Serangkaian suara pukulan berat memenuhi udara. Dalam sekejap, mereka sudah saling bertukar puluhan jurus, setiap serangan penuh kekuatan. Keduanya bertarung sengit, sulit menentukan pemenang.

Bruak!

Setelah sebuah adu kuat, keduanya terpental mundur, berdiri saling berhadapan. Keringat membasahi dahi mereka, napas terengah-engah.

“Tak kusangka kau bisa memaksaku sampai titik ini. Kau memang hebat. Tapi mulai sekarang, aku takkan menahan diri lagi,” kata He Shaofei setelah mengatur napasnya, ekspresinya menjadi serius.

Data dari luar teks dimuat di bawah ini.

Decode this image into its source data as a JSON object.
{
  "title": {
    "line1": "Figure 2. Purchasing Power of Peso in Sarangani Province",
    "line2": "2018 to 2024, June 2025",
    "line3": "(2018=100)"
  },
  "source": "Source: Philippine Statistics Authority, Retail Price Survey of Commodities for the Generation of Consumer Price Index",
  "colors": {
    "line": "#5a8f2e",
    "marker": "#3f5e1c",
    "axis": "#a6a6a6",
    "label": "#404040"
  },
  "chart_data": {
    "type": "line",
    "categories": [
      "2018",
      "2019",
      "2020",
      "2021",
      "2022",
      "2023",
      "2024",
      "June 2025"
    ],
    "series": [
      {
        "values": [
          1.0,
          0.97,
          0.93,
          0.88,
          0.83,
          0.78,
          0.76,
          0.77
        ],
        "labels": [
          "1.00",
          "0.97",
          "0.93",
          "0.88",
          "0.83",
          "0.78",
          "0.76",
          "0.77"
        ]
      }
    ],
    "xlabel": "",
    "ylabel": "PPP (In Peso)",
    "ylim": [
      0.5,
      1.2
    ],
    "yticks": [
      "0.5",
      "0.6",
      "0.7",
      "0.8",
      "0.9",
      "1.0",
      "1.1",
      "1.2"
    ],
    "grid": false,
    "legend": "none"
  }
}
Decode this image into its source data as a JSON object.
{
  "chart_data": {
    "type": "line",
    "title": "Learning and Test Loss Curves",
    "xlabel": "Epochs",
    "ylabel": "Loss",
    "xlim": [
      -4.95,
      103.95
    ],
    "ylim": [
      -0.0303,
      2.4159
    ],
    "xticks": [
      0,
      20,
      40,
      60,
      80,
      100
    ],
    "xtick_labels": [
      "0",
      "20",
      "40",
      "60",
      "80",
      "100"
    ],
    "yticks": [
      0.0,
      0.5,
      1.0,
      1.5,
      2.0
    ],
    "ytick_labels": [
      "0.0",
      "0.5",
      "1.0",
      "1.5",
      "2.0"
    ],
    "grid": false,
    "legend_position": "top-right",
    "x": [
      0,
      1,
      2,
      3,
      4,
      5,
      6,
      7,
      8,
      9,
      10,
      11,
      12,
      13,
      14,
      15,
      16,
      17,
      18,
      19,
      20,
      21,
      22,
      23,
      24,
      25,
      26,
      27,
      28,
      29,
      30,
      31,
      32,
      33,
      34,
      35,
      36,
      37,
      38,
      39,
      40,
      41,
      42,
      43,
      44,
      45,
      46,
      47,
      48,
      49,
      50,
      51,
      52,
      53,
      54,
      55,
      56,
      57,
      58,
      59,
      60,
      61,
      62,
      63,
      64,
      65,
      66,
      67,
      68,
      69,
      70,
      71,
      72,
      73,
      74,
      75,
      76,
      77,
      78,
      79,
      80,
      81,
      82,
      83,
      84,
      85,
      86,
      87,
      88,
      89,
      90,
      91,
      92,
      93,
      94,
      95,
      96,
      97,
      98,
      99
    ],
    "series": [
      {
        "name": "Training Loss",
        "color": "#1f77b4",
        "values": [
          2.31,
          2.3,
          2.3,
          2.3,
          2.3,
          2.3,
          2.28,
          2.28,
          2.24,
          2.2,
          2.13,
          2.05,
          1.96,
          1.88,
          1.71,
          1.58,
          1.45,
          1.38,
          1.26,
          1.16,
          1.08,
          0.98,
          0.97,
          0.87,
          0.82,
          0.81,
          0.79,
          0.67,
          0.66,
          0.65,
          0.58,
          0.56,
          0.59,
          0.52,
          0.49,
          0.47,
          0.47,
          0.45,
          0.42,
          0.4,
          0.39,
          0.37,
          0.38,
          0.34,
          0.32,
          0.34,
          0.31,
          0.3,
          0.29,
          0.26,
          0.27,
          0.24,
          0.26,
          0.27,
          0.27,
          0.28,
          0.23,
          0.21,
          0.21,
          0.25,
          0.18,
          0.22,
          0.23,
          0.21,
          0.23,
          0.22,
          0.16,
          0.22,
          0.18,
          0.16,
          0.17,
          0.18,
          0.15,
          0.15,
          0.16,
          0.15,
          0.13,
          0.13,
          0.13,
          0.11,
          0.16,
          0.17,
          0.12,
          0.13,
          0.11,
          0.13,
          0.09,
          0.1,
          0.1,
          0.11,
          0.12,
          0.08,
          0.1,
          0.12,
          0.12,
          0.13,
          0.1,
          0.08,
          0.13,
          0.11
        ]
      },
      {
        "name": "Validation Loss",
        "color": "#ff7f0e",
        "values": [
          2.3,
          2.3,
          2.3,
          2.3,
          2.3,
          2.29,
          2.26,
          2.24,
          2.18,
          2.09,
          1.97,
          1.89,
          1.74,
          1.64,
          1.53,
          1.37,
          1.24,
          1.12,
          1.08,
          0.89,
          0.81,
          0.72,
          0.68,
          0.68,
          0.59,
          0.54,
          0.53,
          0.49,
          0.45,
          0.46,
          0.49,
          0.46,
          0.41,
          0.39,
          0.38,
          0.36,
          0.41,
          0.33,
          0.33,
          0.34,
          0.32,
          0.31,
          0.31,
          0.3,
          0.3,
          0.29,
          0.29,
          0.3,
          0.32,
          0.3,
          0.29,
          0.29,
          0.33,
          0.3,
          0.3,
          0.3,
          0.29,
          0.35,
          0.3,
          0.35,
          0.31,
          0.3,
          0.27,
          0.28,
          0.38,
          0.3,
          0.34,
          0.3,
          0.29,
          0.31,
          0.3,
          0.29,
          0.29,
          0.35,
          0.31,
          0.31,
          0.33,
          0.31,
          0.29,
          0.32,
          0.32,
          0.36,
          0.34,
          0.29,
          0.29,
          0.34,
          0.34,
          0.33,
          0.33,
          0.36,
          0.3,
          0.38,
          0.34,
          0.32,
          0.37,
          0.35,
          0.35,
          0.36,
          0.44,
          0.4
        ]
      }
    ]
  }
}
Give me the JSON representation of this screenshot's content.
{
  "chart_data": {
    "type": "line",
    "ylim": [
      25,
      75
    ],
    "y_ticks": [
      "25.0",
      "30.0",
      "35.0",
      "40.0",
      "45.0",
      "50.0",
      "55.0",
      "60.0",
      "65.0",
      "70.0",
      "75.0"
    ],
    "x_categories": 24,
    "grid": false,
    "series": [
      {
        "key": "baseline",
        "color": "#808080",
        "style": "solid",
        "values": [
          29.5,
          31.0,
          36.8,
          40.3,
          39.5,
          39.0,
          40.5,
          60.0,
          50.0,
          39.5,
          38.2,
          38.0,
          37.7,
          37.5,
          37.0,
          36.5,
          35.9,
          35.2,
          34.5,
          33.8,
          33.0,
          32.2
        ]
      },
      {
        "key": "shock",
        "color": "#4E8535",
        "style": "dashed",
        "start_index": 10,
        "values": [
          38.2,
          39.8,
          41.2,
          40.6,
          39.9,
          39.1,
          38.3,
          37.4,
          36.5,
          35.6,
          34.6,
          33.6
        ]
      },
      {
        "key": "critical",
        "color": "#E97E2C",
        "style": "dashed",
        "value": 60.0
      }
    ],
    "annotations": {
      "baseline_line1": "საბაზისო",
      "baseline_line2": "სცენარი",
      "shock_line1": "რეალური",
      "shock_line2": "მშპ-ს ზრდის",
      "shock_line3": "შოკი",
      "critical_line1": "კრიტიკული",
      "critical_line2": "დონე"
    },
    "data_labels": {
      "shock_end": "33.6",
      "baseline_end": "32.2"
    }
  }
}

“Ayo, aku juga ingin tahu apa lagi kemampuanmu.” Mata Chu Yunfan menyipit, menatap tajam ke arah He Shaofei. Sudah saatnya pertarungan ini diselesaikan, jika dibiarkan berlarut, ia yang akan dirugikan. Meski pertarungan tadi terlihat seimbang, bahkan ia sedikit unggul, namun ia tahu betul, kekuatan spiritualnya tidak setebal lawan. Setelah pertarungan sengit tadi, energi mereka sudah terkuras banyak. Jika bukan karena beberapa waktu lalu ia berhasil meningkatkan teknik Xuantian Sembilan Perubahan, dan mengandalkan kekuatan fisik, ia pasti sudah kehabisan tenaga.